Outre la multiplication des sorties estivales et des parutions dans les hebdos cet été avec sa femme, sans sa femme, en costard cravate ou en version « cool » avec chemise sur son pantalon, avec BHL, sans BHL, avec les pompiers, sans les pompiers, etc. rappelant un peu trop Nicolas Sarkozy, les socialistes et leurs alliés de la majorité ont aussi eu du mal à digérer quelques-unes de ses déclarations. Cet été, le ministre de l’Intérieur est revenu sur le port du foulard islamique dans l’enseignement supérieur, empiétant au passage sur les plates-bandes de la ministre Geneviève Fioraso, en charge de l’Enseignement supérieur. Puis, il s’est largement immiscé dans le dossier de la réforme pénale, dont a la charge Christiane Taubira. Certains, à gauche, soupçonnant Valls d’avoir lui-même rendu publique, via Le Monde, sa lettre envoyée au Président pour critiquer le projet de réforme de la garde des Sceaux. Un soupçon dont le ministre de l’Intérieur s’est clairement défendu. Enfin, ce lundi, au séminaire de rentrée, Valls a évoqué la question du regroupement familial, provoquant l’ire de nombre de ses collègues, d’autant plus que ses déclarations ont fuité dans la presse.

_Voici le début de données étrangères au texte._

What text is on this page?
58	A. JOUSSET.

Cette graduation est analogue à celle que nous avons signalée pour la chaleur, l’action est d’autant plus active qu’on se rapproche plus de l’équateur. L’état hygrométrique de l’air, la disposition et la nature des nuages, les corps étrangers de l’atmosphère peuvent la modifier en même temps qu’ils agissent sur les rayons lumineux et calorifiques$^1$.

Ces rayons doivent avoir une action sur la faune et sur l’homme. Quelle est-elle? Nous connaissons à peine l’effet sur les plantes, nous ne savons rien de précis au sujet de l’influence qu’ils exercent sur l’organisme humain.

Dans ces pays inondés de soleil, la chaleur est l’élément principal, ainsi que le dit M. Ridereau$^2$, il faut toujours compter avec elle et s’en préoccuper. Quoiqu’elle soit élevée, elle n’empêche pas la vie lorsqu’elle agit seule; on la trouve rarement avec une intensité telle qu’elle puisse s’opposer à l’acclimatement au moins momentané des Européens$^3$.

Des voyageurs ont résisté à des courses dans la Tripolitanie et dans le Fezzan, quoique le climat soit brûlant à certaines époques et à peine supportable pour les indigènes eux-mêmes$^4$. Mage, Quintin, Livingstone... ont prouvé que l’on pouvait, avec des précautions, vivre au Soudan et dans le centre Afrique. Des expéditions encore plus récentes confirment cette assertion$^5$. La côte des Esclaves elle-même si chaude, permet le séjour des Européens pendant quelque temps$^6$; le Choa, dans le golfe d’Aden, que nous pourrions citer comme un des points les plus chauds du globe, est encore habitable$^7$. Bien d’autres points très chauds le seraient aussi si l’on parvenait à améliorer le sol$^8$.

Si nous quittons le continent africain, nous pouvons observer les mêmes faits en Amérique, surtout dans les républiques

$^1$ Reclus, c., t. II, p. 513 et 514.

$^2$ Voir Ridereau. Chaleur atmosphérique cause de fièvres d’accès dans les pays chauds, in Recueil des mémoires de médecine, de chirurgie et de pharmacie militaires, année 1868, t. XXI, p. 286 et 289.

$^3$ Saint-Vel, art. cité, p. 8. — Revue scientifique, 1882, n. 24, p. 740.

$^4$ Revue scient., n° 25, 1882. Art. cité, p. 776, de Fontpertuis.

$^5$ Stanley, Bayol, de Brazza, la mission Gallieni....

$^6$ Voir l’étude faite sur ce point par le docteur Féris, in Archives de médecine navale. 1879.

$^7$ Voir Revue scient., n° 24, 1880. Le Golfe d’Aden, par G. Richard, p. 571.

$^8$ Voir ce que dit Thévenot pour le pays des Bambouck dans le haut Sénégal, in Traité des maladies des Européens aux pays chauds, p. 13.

Pour beaucoup de socialistes, tous ces débats sont autant de chiffons rouges susceptibles de diviser la majorité à quelques mois des municipales et de « gâcher » l’unité fragile du gouvernement en ressoudant l’opposition… En somme, Valls est accusé de jouer perso en entretenant sa cote de popularité au détriment de celle du gouvernement.

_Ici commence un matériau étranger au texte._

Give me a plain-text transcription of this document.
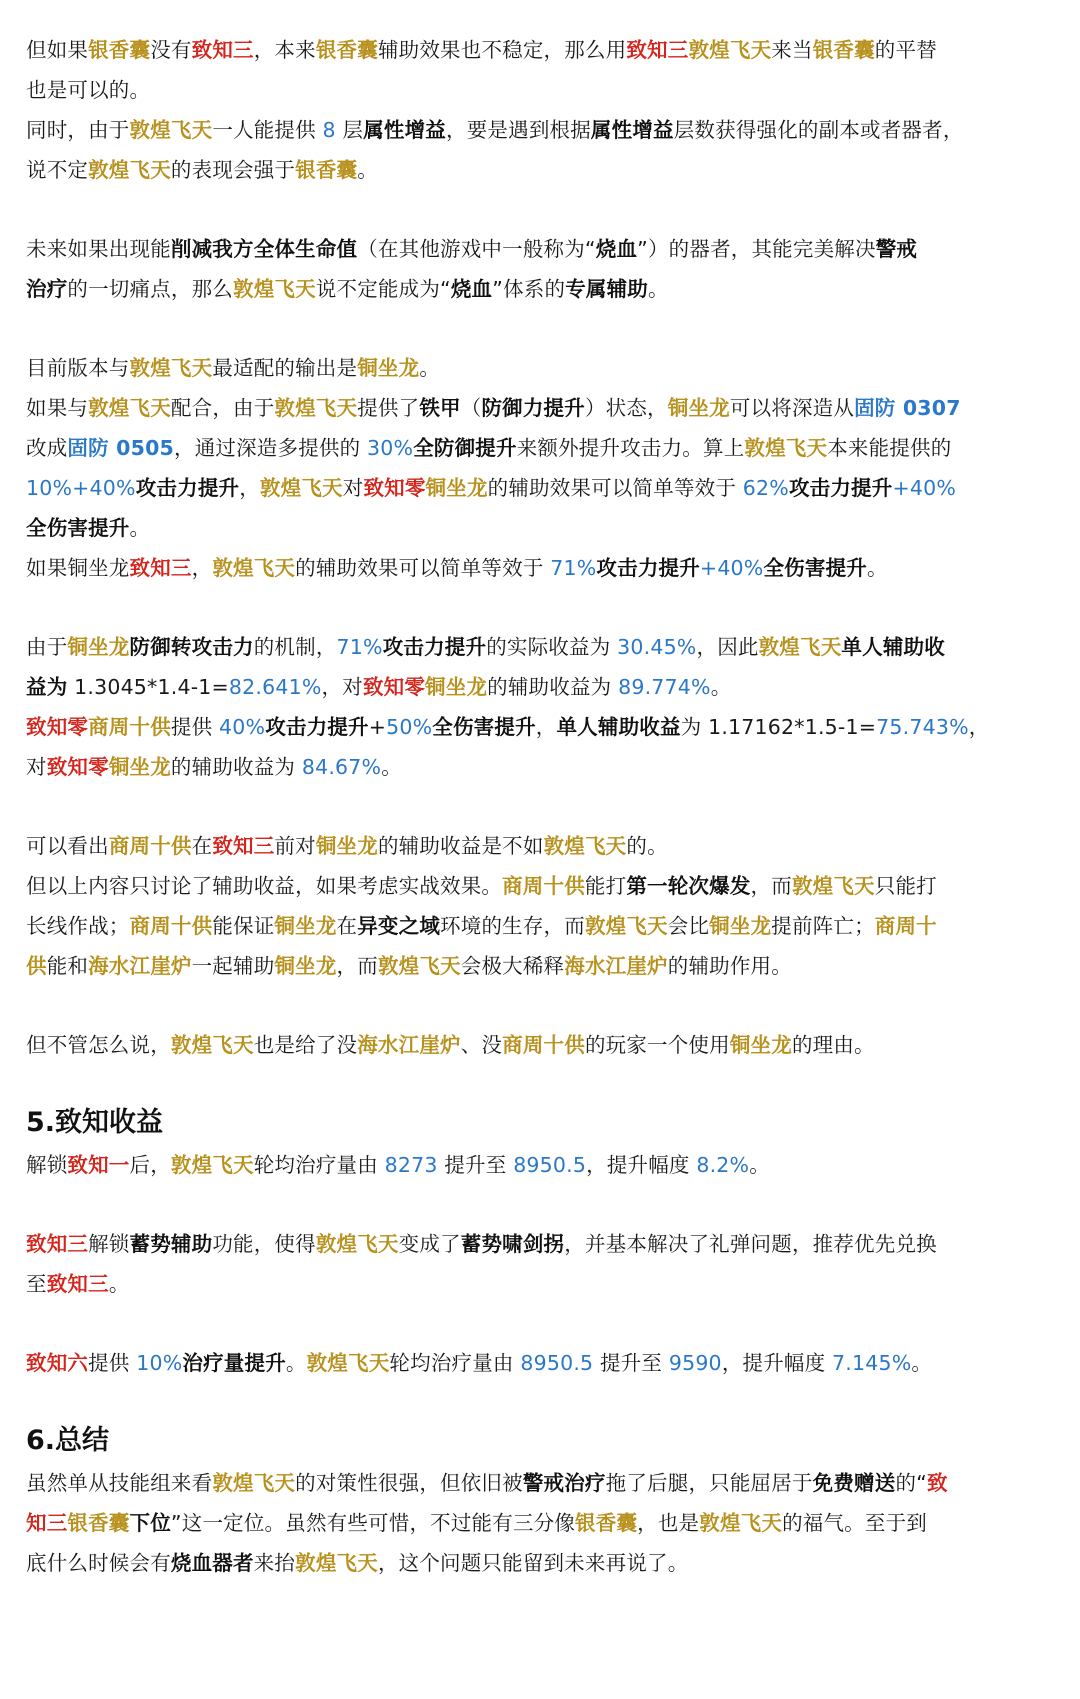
但如果银香囊没有致知三，本来银香囊辅助效果也不稳定，那么用致知三敦煌飞天来当银香囊的平替

也是可以的。

同时，由于敦煌飞天一人能提供 8 层属性增益，要是遇到根据属性增益层数获得强化的副本或者器者，

说不定敦煌飞天的表现会强于银香囊。

未来如果出现能削减我方全体生命值（在其他游戏中一般称为“烧血”）的器者，其能完美解决警戒

治疗的一切痛点，那么敦煌飞天说不定能成为“烧血”体系的专属辅助。

目前版本与敦煌飞天最适配的输出是铜坐龙。

如果与敦煌飞天配合，由于敦煌飞天提供了铁甲（防御力提升）状态，铜坐龙可以将深造从固防 0307

改成固防 0505，通过深造多提供的 30%全防御提升来额外提升攻击力。算上敦煌飞天本来能提供的

10%+40%攻击力提升，敦煌飞天对致知零铜坐龙的辅助效果可以简单等效于 62%攻击力提升+40%

全伤害提升。

如果铜坐龙致知三，敦煌飞天的辅助效果可以简单等效于 71%攻击力提升+40%全伤害提升。

由于铜坐龙防御转攻击力的机制，71%攻击力提升的实际收益为 30.45%，因此敦煌飞天单人辅助收

益为 1.3045*1.4-1=82.641%，对致知零铜坐龙的辅助收益为 89.774%。

致知零商周十供提供 40%攻击力提升+50%全伤害提升，单人辅助收益为 1.17162*1.5-1=75.743%，

对致知零铜坐龙的辅助收益为 84.67%。

可以看出商周十供在致知三前对铜坐龙的辅助收益是不如敦煌飞天的。

但以上内容只讨论了辅助收益，如果考虑实战效果。商周十供能打第一轮次爆发，而敦煌飞天只能打

长线作战；商周十供能保证铜坐龙在异变之域环境的生存，而敦煌飞天会比铜坐龙提前阵亡；商周十

供能和海水江崖炉一起辅助铜坐龙，而敦煌飞天会极大稀释海水江崖炉的辅助作用。

但不管怎么说，敦煌飞天也是给了没海水江崖炉、没商周十供的玩家一个使用铜坐龙的理由。

5.致知收益

解锁致知一后，敦煌飞天轮均治疗量由 8273 提升至 8950.5，提升幅度 8.2%。

致知三解锁蓄势辅助功能，使得敦煌飞天变成了蓄势啸剑拐，并基本解决了礼弹问题，推荐优先兑换

至致知三。

致知六提供 10%治疗量提升。敦煌飞天轮均治疗量由 8950.5 提升至 9590，提升幅度 7.145%。

6.总结

虽然单从技能组来看敦煌飞天的对策性很强，但依旧被警戒治疗拖了后腿，只能屈居于免费赠送的“致

知三银香囊下位”这一定位。虽然有些可惜，不过能有三分像银香囊，也是敦煌飞天的福气。至于到

底什么时候会有烧血器者来抬敦煌飞天，这个问题只能留到未来再说了。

La droite soudée contre le ministre de l’Intérieur
Manuel Valls a mis le feu aux poudres avec ses déclarations, mardi, sur RMC-BFMTV, contre le maire de Marseille, Jean-Claude Gaudin : « Il a fallu que ce gouvernement se mette en place et que je décide de mettre le paquet sur Marseille (…) pour que Jean-Claude Gaudin décide enfin d’un plan de vidéoprotection pour toute la ville – ça ne concernait que le centre-ville -, décide enfin, progressivement, de mettre en place une police municipale qui n’existait pas » et doit « être armée ». Ni une ni deux, Valls s’est aussitôt attiré les foudres de l’opposition. Pour le coup, plus de fillonistes, de copéistes, de wauquiezistes, de sarkozistes, ni de droit d’inventaire. A l’UMP, hier, tout le monde était ami… et uni pour tirer contre le ministre de l’intérieur. Même le Modem marseillais y est allé de son petit mot pour dénoncer « l’échec de la Valls hésitation ». Quant au sénateur-maire de Jean-Claude Gaudin, il s’est fendu d’un communiqué pour répondre au ministère de l’Intérieur, refusant au passage d’interrompre ses vacances pour le recevoir à Marseille, comme le veut la tradition républicaine.
Il y a un an tout juste, à l’université du PS à La Rochelle, Manuel Valls obtenait une standing ovation de la part de centaines de militants, en affirmant sa politique de fermeté. A quelques jours de l’université d’été de la Rochelle, Manuel Valls écoutera sûrement le niveau des applaudissements qui seront consacrés à lui et à sa collègue Taubira. Histoire de savoir lequel des deux a le plus la cote auprès des militants.